Although many physicians have suboptimal knowledge of EBM and low levels of practising it, most of them have a neutral attitude towards its practice. Factors associated with high scores in EBM practice include good attitude towards EBM, more extended work experience as a primary care practitioner and quick access to online references via a mobile phone. This study will be replicated in different Malaysian states and different healthcare specialties to provide a comprehensive overview of EBM knowledge, attitude and practice. It is recommended that the appropriate authorities provide primary care practitioners with broader access to EBM resources, including enhancing medical school curricula to teach students to apply EBM skills, making such skills part of vital medical training assessments and incorporating training on EBM skills into CME.

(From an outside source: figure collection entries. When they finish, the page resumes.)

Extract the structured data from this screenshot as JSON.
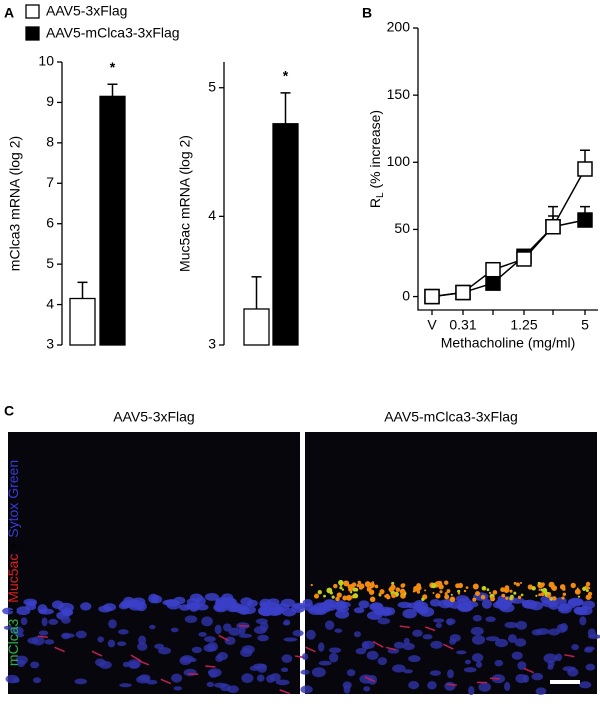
{
  "panel_labels": [
    "A",
    "B",
    "C"
  ],
  "chart_data": [
    {
      "type": "bar",
      "y_label": "mClca3 mRNA (log 2)",
      "annotation": "*",
      "categories": [
        null
      ],
      "series": [
        {
          "name": "AAV5-3xFlag",
          "color": "#ffffff",
          "values": [
            4.15
          ],
          "errors": [
            0.4
          ]
        },
        {
          "name": "AAV5-mClca3-3xFlag",
          "color": "#000000",
          "values": [
            9.15
          ],
          "errors": [
            0.3
          ]
        }
      ],
      "ylim": [
        3,
        10
      ],
      "yticks": [
        3,
        4,
        5,
        6,
        7,
        8,
        9,
        10
      ]
    },
    {
      "type": "bar",
      "y_label": "Muc5ac mRNA (log 2)",
      "annotation": "*",
      "categories": [
        null
      ],
      "series": [
        {
          "color": "#ffffff",
          "values": [
            3.28
          ],
          "errors": [
            0.25
          ]
        },
        {
          "color": "#000000",
          "values": [
            4.72
          ],
          "errors": [
            0.24
          ]
        }
      ],
      "ylim": [
        3,
        5.2
      ],
      "yticks": [
        3,
        4,
        5
      ]
    },
    {
      "type": "line",
      "y_label": {
        "main": "R",
        "sub": "L",
        "rest": " (% increase)"
      },
      "x_label": "Methacholine (mg/ml)",
      "categories": [
        "V",
        "0.31",
        null,
        "1.25",
        null,
        "5"
      ],
      "series": [
        {
          "color": "#000000",
          "values": [
            0,
            3,
            10,
            30,
            52,
            57
          ],
          "errors": [
            1,
            1,
            2,
            3,
            8,
            10
          ]
        },
        {
          "color": "#ffffff",
          "values": [
            0,
            3,
            20,
            28,
            52,
            95
          ],
          "errors": [
            1,
            1,
            3,
            4,
            15,
            14
          ]
        }
      ],
      "ylim": [
        -10,
        200
      ],
      "yticks": [
        0,
        50,
        100,
        150,
        200
      ]
    }
  ],
  "images": {
    "titles": [
      "AAV5-3xFlag",
      "AAV5-mClca3-3xFlag"
    ],
    "stain_label": [
      {
        "text": "mClca3",
        "color": "#2fb34a"
      },
      {
        "text": " + ",
        "color": "#000000"
      },
      {
        "text": "Muc5ac",
        "color": "#e02020"
      },
      {
        "text": " + ",
        "color": "#000000"
      },
      {
        "text": "Sytox Green",
        "color": "#3a3ad8"
      }
    ]
  }
}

Data availability statement

All data relevant to the study are included in the article.

Ethics statements

Patient consent for publication

Not required.

Ethics approval

The research proposal was approved by the Human Research Ethics Committee, Universiti Sains Malaysia (Universiti Sains Malaysia/JEPeM/18040195) and Medical Registration and Ethics Committee, Ministry of Health (NMRR-18-349-40727) on 9 August 2018.